“Why, I’ve been to the bulletin board. I wrote a little note to the Spartan.”
That was quite enough for the girls. They flew over to the study hall corridor and crowded around the board. There at the end of the notice of the Latin examination, written in a big round hand, were the words:
“I came, I saw, I looked, I ran, I flew, I flunked!”
“Oh, that’s too lovely for words!” gloated Lois. “Angela darling, I’ll love you forever.”
“Come on back to my room,” urged Polly. “We don’t want the Spartan to see us here; she’ll know who did it.”
“You’re right; we had better fly. But O Jemima, wouldn’t I love to watch her face when she first sees it!” chuckled Betty.

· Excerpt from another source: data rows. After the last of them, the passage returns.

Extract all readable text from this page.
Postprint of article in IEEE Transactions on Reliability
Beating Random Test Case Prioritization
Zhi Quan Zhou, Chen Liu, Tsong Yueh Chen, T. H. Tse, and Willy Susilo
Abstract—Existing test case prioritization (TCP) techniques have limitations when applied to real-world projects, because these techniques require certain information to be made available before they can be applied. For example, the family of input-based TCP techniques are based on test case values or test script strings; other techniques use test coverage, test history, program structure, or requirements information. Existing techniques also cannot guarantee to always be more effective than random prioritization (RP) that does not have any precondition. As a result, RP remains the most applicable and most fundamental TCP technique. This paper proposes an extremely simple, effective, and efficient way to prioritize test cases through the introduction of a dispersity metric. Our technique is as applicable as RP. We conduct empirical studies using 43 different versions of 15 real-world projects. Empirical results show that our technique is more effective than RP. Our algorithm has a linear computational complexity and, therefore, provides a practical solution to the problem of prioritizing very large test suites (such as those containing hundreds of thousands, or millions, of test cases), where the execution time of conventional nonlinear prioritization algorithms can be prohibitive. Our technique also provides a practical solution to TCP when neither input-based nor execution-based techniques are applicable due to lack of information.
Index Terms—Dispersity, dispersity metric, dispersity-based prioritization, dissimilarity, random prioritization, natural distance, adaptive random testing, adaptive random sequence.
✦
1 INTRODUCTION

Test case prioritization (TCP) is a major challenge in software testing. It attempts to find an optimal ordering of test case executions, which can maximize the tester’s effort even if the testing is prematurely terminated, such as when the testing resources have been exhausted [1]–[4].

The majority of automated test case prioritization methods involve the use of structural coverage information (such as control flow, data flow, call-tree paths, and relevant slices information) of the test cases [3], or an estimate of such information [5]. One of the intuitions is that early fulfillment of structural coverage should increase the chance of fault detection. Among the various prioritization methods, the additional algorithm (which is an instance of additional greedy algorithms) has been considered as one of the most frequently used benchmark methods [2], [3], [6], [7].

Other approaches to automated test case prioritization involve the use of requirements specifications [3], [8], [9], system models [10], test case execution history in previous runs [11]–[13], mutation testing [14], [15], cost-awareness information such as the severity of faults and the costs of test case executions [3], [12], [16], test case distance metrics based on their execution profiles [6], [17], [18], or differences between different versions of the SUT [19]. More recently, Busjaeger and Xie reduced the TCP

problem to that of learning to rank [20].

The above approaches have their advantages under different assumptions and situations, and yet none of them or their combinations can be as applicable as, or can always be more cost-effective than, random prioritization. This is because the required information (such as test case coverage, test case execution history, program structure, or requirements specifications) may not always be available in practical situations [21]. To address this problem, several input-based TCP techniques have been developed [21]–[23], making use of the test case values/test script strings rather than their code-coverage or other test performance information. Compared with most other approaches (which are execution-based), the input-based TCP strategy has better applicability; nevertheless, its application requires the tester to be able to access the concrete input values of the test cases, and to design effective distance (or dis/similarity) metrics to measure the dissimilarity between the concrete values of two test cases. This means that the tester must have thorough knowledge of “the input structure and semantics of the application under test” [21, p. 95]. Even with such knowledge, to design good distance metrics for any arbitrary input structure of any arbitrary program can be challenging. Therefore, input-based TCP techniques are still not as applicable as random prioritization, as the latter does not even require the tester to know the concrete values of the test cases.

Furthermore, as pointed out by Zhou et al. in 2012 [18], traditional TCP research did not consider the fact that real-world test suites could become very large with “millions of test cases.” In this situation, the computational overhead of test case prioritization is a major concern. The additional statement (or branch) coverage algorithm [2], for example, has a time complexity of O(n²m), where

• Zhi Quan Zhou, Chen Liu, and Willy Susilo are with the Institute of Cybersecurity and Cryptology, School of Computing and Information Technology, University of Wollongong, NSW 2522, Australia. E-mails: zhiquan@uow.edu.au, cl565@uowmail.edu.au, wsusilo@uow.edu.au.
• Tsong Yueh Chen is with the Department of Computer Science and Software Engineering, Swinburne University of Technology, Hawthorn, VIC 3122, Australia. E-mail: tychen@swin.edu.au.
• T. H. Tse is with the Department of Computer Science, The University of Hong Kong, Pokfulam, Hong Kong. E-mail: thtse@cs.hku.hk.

Once back in Polly’s room the girls lapsed into silence and all opened Latin books, which doesn’t mean, however, that they studied. Betty was wondering what particular chapter Miss Hale would choose for translation; Angela’s thoughts were busy with a possible rhyme about the hard-heartedness of the Spartan, and Lois and Polly were thinking of the promised walk with Louise, which would have to be given up.
It was Connie who interrupted their thoughts by banging on the door.
“May I come in?” she called.
“Yes; we are all in the depths of despair, but you may come in if you want to,” Polly called dolefully.